Possiamo realizzare anche noi un asilo nel bosco?

‟Certo, basta la volontà, il resto viene dopo. Occorre farsi un progetto ambientale, creare un’associazione che si adegua alle normative regionali. Il primo sforzo economico a noi è costato solo 2.000€. In questi tre anni ho avuto la fortuna di girare l’Italia a raccontare la nostra storia e seminare il messaggio “si può fare”. Da quello che ho visto e ho sentito ho capito la meraviglia della nostra terra nella sua diversità e il nostro popolo nella sua ricchezza. Quello che risulta evidente è come la configurazione di un territorio incida sul carattere e le attitudini della gente che lo vive. Vedendo Siracusa. mi sembra naturale che Archimede sia cresciuto qui e da qui sia nato il suo genio. L’uomo e la natura insieme lavorano per creare una bellezza sconvolgente.

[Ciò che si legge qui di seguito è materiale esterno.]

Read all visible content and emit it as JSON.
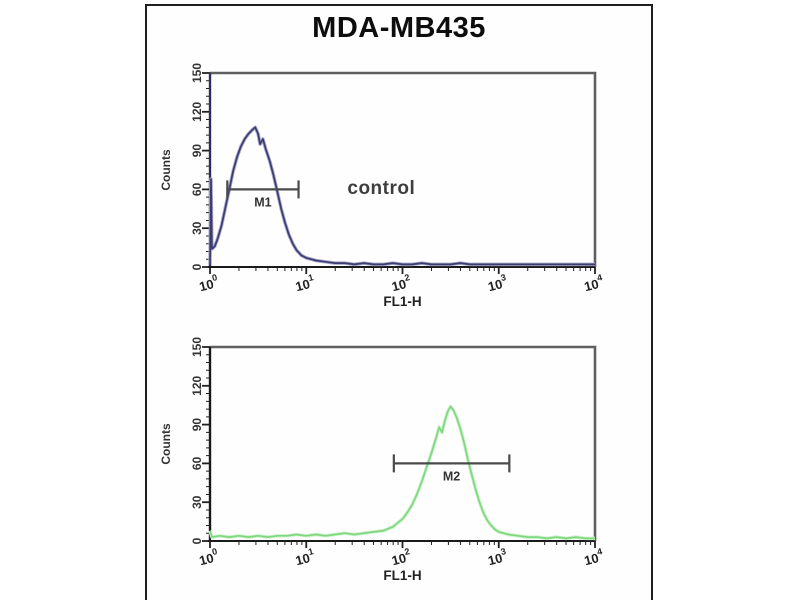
{
  "title": "MDA-MB435",
  "chart_data": [
    {
      "type": "line",
      "id": "control-histogram",
      "xlabel": "FL1-H",
      "ylabel": "Counts",
      "x_scale": "log",
      "xlim_log": [
        0,
        4
      ],
      "x_exponents": [
        0,
        1,
        2,
        3,
        4
      ],
      "ylim": [
        0,
        150
      ],
      "y_ticks": [
        0,
        30,
        60,
        90,
        120,
        150
      ],
      "colors": {
        "curve": "#3c3c6e",
        "halo": "#a8a8cc",
        "axis": "#222222",
        "y_axis": "#2e2e5e",
        "frame": "#5f5f5f",
        "marker": "#4a4a4a"
      },
      "marker": {
        "label": "M1",
        "y": 60,
        "from_log": 0.18,
        "to_log": 0.92
      },
      "annotation": {
        "text": "control",
        "x_log": 1.78,
        "y": 61
      },
      "points": [
        [
          0.0,
          2
        ],
        [
          0.01,
          68
        ],
        [
          0.02,
          14
        ],
        [
          0.05,
          16
        ],
        [
          0.08,
          22
        ],
        [
          0.12,
          32
        ],
        [
          0.16,
          46
        ],
        [
          0.2,
          60
        ],
        [
          0.24,
          74
        ],
        [
          0.28,
          85
        ],
        [
          0.32,
          93
        ],
        [
          0.36,
          99
        ],
        [
          0.4,
          103
        ],
        [
          0.44,
          106
        ],
        [
          0.47,
          108
        ],
        [
          0.5,
          103
        ],
        [
          0.52,
          95
        ],
        [
          0.55,
          99
        ],
        [
          0.58,
          91
        ],
        [
          0.62,
          82
        ],
        [
          0.66,
          71
        ],
        [
          0.7,
          58
        ],
        [
          0.74,
          45
        ],
        [
          0.78,
          34
        ],
        [
          0.82,
          25
        ],
        [
          0.86,
          18
        ],
        [
          0.9,
          13
        ],
        [
          0.95,
          9
        ],
        [
          1.0,
          7
        ],
        [
          1.05,
          6
        ],
        [
          1.1,
          5
        ],
        [
          1.2,
          4
        ],
        [
          1.3,
          3
        ],
        [
          1.4,
          3
        ],
        [
          1.5,
          2
        ],
        [
          1.6,
          3
        ],
        [
          1.7,
          2
        ],
        [
          1.8,
          2
        ],
        [
          1.9,
          3
        ],
        [
          2.0,
          2
        ],
        [
          2.1,
          2
        ],
        [
          2.2,
          3
        ],
        [
          2.3,
          2
        ],
        [
          2.4,
          2
        ],
        [
          2.5,
          2
        ],
        [
          2.6,
          3
        ],
        [
          2.7,
          2
        ],
        [
          2.8,
          2
        ],
        [
          2.9,
          2
        ],
        [
          3.0,
          2
        ],
        [
          3.1,
          2
        ],
        [
          3.2,
          2
        ],
        [
          3.3,
          2
        ],
        [
          3.4,
          2
        ],
        [
          3.5,
          2
        ],
        [
          3.6,
          2
        ],
        [
          3.7,
          2
        ],
        [
          3.8,
          2
        ],
        [
          3.9,
          2
        ],
        [
          4.0,
          2
        ]
      ]
    },
    {
      "type": "line",
      "id": "stained-histogram",
      "xlabel": "FL1-H",
      "ylabel": "Counts",
      "x_scale": "log",
      "xlim_log": [
        0,
        4
      ],
      "x_exponents": [
        0,
        1,
        2,
        3,
        4
      ],
      "ylim": [
        0,
        150
      ],
      "y_ticks": [
        0,
        30,
        60,
        90,
        120,
        150
      ],
      "colors": {
        "curve": "#7fd87f",
        "halo": "#cdf2cd",
        "axis": "#222222",
        "y_axis": "#1a1a1a",
        "frame": "#5f5f5f",
        "marker": "#4a4a4a"
      },
      "marker": {
        "label": "M2",
        "y": 60,
        "from_log": 1.91,
        "to_log": 3.11
      },
      "annotation": null,
      "points": [
        [
          0.0,
          8
        ],
        [
          0.02,
          3
        ],
        [
          0.1,
          4
        ],
        [
          0.2,
          3
        ],
        [
          0.3,
          4
        ],
        [
          0.4,
          3
        ],
        [
          0.5,
          4
        ],
        [
          0.6,
          3
        ],
        [
          0.7,
          4
        ],
        [
          0.8,
          4
        ],
        [
          0.9,
          5
        ],
        [
          1.0,
          4
        ],
        [
          1.1,
          5
        ],
        [
          1.2,
          4
        ],
        [
          1.3,
          5
        ],
        [
          1.4,
          6
        ],
        [
          1.5,
          5
        ],
        [
          1.6,
          6
        ],
        [
          1.7,
          7
        ],
        [
          1.8,
          8
        ],
        [
          1.9,
          11
        ],
        [
          1.95,
          14
        ],
        [
          2.0,
          17
        ],
        [
          2.05,
          22
        ],
        [
          2.1,
          28
        ],
        [
          2.15,
          36
        ],
        [
          2.2,
          46
        ],
        [
          2.25,
          57
        ],
        [
          2.3,
          68
        ],
        [
          2.35,
          80
        ],
        [
          2.38,
          88
        ],
        [
          2.41,
          84
        ],
        [
          2.44,
          93
        ],
        [
          2.47,
          100
        ],
        [
          2.5,
          104
        ],
        [
          2.53,
          101
        ],
        [
          2.56,
          96
        ],
        [
          2.6,
          87
        ],
        [
          2.64,
          76
        ],
        [
          2.68,
          63
        ],
        [
          2.72,
          51
        ],
        [
          2.76,
          40
        ],
        [
          2.8,
          30
        ],
        [
          2.84,
          22
        ],
        [
          2.88,
          16
        ],
        [
          2.92,
          12
        ],
        [
          2.96,
          9
        ],
        [
          3.0,
          7
        ],
        [
          3.05,
          6
        ],
        [
          3.1,
          5
        ],
        [
          3.2,
          4
        ],
        [
          3.3,
          3
        ],
        [
          3.4,
          3
        ],
        [
          3.5,
          2
        ],
        [
          3.6,
          3
        ],
        [
          3.7,
          2
        ],
        [
          3.8,
          3
        ],
        [
          3.9,
          2
        ],
        [
          4.0,
          2
        ]
      ]
    }
  ]
}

Oggi in Italia sono 15 gli asili nel bosco e nel 2017 saranno 30. Per aprire un asilo dovrete avere passione e amore e specialmente fare i conti con la vostra infanzia. Questo è fondamentale. Si parte dall’auto dialogo che aiuta a superare le paure, i conflitti, che dall’infanzia sono ancora dentro. Per me – continua Paolo – avere sete di conoscenza è creatività, mi aiuta a emozionarmi, a vivere con il cuore, a dare ai bambini un clima sereno, parlando il loro linguaggioˮ.

Il fiume di parole raccontando varie esperienze non si arresta. Sono volate oltre 4 ore con tanti occhi aperti, anche se quel pomeriggio è stato pesantemente caldo e afoso, ma tutti i partecipanti quasi non vogliono uscire da quell’atmosfera.

Chiedo a Paolo: Ti aspettavi tutta questa partecipazione? ‟No, sono sbalordito. Ed era a pagamento (25€ ciascuno). Chiediamo questo contributo perché è quello che ci permette di continuare la nostra esperienza per dare un aiuto a cambiare la società con quello che sappiamo fare meglio. Io non sono neppure maestro, ho lasciato l’università per l’amore verso i bambiniˮ.

Allora nessuno studio?

È ovvio che se ti appassioni inizi a studiare pedagogia, psicologia, sociologia, ecc. poi c’è anche un’altra pedagogia, quella che t’insegnano i bambini. È per questo che fra noi ci sono sognatoriˮ!